Cataluña, como una de las regiones más industrializadas de España, había sido históricamente un polo de atracción para migrantes. En la década de 1950, el régimen de Franco implementó políticas de autarquía que, aunque limitaron el crecimiento económico inicial, comenzaron a dar paso a una incipiente industrialización. Esto atrajo a miles de trabajadores de regiones rurales y menos desarrolladas de España, como Andalucía, Murcia, Extremadura y Galicia, hacia áreas urbanas e industriales como Barcelona y su área metropolitana. Aunque la inmigración internacional era limitada en este período debido a las restricciones del régimen, la migración interna fue masiva y tuvo un impacto profundo en la demografía y la sociedad catalana. Un clima socioeconómico que marcó toda la vida personal y de mi familia.
Perder a un hermano ya es un golpe que atraviesa todo; pero si, además, era el mellizo de otro hermano con el que no tengo contacto, ese dolor se mezcla con la ausencia, la fractura, el silencio, el vacío duplicado.
Dicen que el vínculo entre hermanos nunca se rompe del todo. Pero cuando la vida decide arrancarte a uno y alejar al otro, la palabra «hermandad» empieza a doler más que a reconfortar.

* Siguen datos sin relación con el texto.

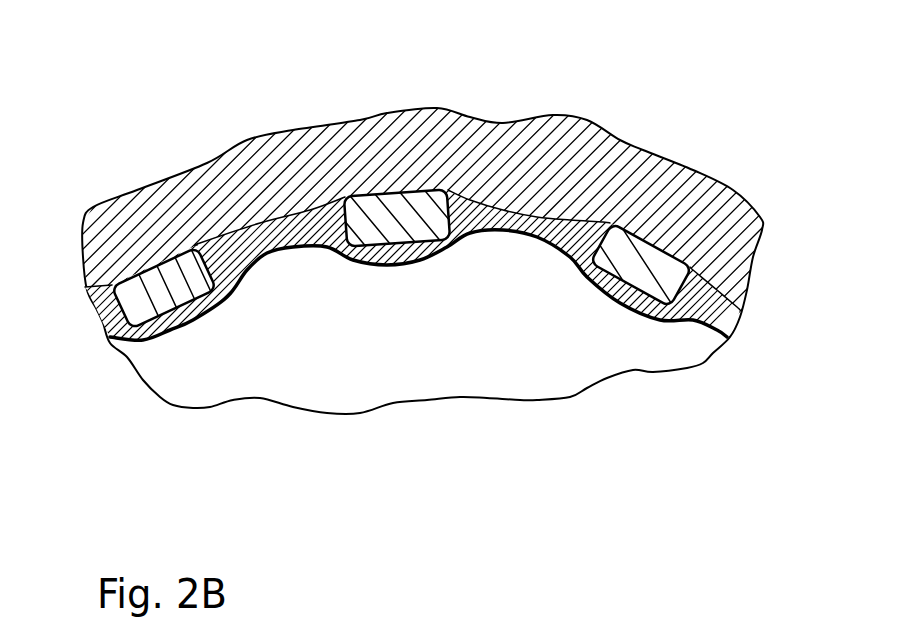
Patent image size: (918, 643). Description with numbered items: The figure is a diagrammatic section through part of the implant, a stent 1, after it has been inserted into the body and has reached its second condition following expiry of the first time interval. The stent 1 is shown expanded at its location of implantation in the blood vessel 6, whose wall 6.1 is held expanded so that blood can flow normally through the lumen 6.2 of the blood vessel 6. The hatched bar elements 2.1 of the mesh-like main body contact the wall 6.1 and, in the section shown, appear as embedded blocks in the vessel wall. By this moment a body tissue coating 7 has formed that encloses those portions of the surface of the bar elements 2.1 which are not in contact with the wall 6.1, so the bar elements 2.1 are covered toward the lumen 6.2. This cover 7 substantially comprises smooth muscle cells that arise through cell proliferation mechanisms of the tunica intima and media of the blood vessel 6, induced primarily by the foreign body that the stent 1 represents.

The stent 1 is at (184, 332).
The bar elements 2.1 is at (397, 217).
The blood vessel 6 is at (472, 110).
The wall of the blood vessel 6.1 is at (577, 147).
The lumen of the blood vessel 6.2 is at (447, 365).
The body tissue coating 7 is at (527, 220).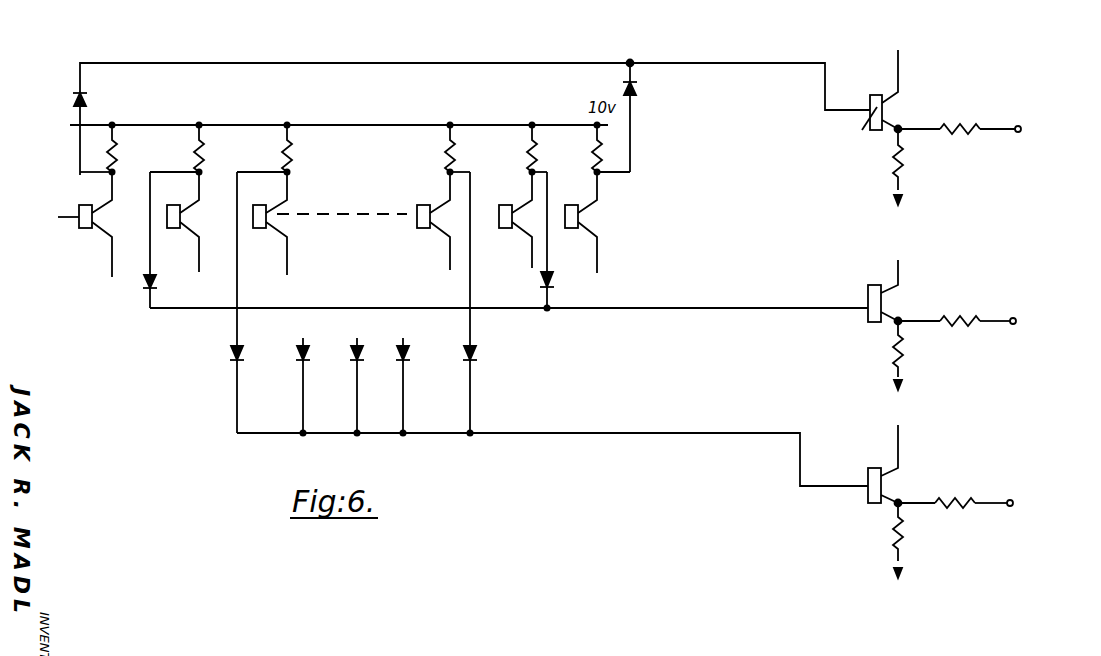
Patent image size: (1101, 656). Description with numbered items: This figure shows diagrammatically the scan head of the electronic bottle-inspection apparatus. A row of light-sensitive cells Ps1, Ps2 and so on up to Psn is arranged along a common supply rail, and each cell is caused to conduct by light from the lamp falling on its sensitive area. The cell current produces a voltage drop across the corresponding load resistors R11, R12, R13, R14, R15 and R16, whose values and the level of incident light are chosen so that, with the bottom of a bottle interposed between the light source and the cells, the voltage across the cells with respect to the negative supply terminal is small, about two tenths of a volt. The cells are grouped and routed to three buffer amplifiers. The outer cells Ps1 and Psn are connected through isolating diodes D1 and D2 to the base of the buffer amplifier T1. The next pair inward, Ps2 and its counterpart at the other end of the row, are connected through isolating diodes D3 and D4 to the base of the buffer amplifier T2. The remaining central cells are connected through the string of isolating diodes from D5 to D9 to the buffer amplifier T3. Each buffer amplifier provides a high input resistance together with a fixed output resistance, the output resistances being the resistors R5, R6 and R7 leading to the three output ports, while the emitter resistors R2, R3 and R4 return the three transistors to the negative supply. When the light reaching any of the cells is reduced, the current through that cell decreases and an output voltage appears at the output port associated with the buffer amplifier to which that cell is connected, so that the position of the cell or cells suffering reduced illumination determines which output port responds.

The isolating diode D1 is at (95, 100).
The isolating diode D2 is at (646, 91).
The isolating diode D3 is at (163, 285).
The isolating diode D4 is at (562, 278).
The isolating diode D5 is at (221, 357).
The isolating diode D9 is at (456, 357).
The cell load resistor R11 is at (128, 148).
The cell load resistor R12 is at (215, 148).
The cell load resistor R13 is at (303, 148).
The cell load resistor R14 is at (467, 148).
The cell load resistor R15 is at (549, 148).
The cell load resistor R16 is at (613, 148).
The scan head cell Ps1 is at (67, 230).
The scan head cell Ps2 is at (178, 222).
The scan head cell Psn is at (575, 222).
The buffer amplifier T1 is at (873, 102).
The buffer amplifier T2 is at (890, 292).
The buffer amplifier T3 is at (891, 466).
The emitter resistor R2 is at (911, 167).
The emitter resistor R3 is at (911, 355).
The emitter resistor R4 is at (912, 540).
The output resistor R5 is at (974, 119).
The output resistor R6 is at (972, 337).
The output resistor R7 is at (968, 495).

Éramos tres. Dos iguales, mellizos, compartiendo un latido desde antes de nacer. Y yo, en medio, testigo y parte de ese lazo invisible. Ahora uno ya no está, y el otro… el otro se ha ido sin irse, perdido entre distancias, muros, decisiones o quizás sólo entre el miedo y el orgullo.
La muerte de un hermano no se supera. Se aprende a cargar. Pero cuando, además, el otro se convierte en un extraño, la herida se ensancha, se multiplica.

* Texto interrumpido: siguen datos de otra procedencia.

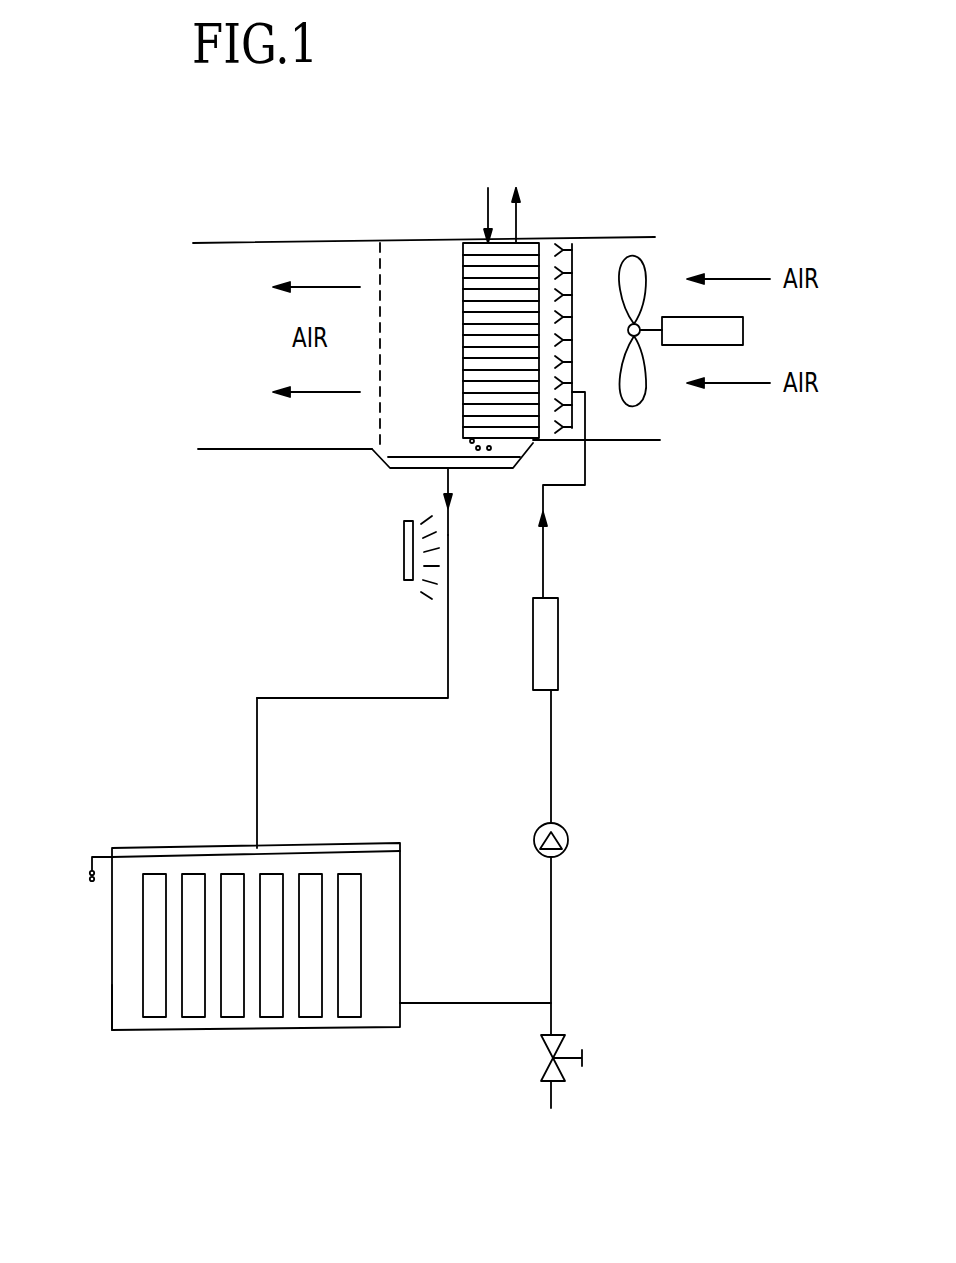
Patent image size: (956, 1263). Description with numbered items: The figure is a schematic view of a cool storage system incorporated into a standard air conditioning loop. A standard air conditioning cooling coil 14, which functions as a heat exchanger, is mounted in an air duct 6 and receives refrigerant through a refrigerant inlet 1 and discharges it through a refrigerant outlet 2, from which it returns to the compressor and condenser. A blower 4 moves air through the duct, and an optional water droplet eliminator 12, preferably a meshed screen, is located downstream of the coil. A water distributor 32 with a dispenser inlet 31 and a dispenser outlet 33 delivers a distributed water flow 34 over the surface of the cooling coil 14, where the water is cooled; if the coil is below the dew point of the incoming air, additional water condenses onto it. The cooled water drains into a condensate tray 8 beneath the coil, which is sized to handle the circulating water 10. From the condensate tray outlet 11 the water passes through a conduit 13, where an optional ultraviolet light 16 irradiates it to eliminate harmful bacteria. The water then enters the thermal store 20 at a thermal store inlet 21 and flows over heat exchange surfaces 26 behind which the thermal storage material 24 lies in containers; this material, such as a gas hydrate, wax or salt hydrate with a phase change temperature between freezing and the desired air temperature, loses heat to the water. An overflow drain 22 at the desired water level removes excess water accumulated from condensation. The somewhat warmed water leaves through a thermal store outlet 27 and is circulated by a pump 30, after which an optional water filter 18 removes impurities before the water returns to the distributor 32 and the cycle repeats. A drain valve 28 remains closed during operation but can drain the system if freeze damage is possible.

Me pesa tu ausencia, Pedro. Me pesa tu silencio, mellizo. Y me pesa esta orfandad parcial que no sé cómo nombrar, desde que un día llamé a tu teléfono móvil y no me respondiste.
A veces sueño que volvemos a ser tres. Pero despierto y sólo hay dos ausencias. Una eterna. La otra, elegida. Y no sé cuál duele más. Me sucede despierto igualmente, sobre todo cuando viajo a Valverde de Júcar, paseo por el pantano, me acerco al antiguo Club Náutico y recuerdo nuestras correrías de jóvenes junto a Manolo y las amigas del verano.

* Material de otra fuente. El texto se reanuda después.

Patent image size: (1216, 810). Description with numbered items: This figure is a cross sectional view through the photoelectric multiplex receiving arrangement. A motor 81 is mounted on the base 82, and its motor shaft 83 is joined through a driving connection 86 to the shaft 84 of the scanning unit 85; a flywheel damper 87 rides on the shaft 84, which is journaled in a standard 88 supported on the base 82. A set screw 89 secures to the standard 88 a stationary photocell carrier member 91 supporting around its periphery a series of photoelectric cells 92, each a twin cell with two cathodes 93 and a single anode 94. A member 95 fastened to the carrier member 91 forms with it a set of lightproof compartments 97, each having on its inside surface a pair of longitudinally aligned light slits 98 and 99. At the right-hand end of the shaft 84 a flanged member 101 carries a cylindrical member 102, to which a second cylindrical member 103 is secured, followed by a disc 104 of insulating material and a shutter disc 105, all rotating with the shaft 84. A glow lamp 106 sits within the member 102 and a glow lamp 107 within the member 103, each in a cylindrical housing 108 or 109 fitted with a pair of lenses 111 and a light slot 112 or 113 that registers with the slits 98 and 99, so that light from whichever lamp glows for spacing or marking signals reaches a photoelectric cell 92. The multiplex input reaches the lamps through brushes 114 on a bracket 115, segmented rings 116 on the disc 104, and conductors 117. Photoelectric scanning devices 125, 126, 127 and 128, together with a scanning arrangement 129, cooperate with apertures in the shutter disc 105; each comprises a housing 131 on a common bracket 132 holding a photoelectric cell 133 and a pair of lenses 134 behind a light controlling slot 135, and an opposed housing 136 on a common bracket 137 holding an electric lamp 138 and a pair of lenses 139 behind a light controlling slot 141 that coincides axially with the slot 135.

Éramos tres. Siempre fuimos tres. Pero entre vosotros dos, los mellizos, existía algo que yo nunca pude tocar. Ese lazo secreto, esa complicidad que se forma incluso antes de nacer, en la oscuridad del vientre. Lo entendía, lo aceptaba, a veces lo apetecía en silencio. Ahora, uno de esos hilos quedó roto. Y el otro… el otro se ha desvanecido en la distancia.
No sé si es el dolor, el miedo o el orgullo lo que te mantiene lejos. Quizá todo a la vez. No sé si huyes de nosotros, de él, de ti mismo… Solo sé que la ausencia se duplica, se multiplica en cada día sin noticias tuyas.
A veces me pregunto si tú también hablas con él en las noches largas. Si sientes su sombra en los pasillos. Si te pesa su nombre como me pesa a mí. Si aún lo sueñas.
Hoy, al recordaros, salió de mi pecho este poema, torpe y dolido, pero necesario:
Éramos tres voces,
tres risas al viento,
tres nombres tejidos
en un mismo tiempo.
Ahora el eco responde
con solo uno y medio,
la muerte llevó a uno,
el otro… el silencio.
No escribo para reclamar nada. Solo para hacerle saber al ausente, me parece que en Tarragona, que sigo aquí. Que la memoria no es un órgano insustancial, sino cauto y juicioso. Por eso me gustaría que un día, cuando puedas o te atrevas, tomes el teléfono, mandes un mensaje, lo que sea. No hace falta decir mucho. Un «¿cómo estás?» bastaría.
Y si no es ahora, o no puedes todavía, está bien. Solo quería que lo supieras. Cuídate mucho, Pedro.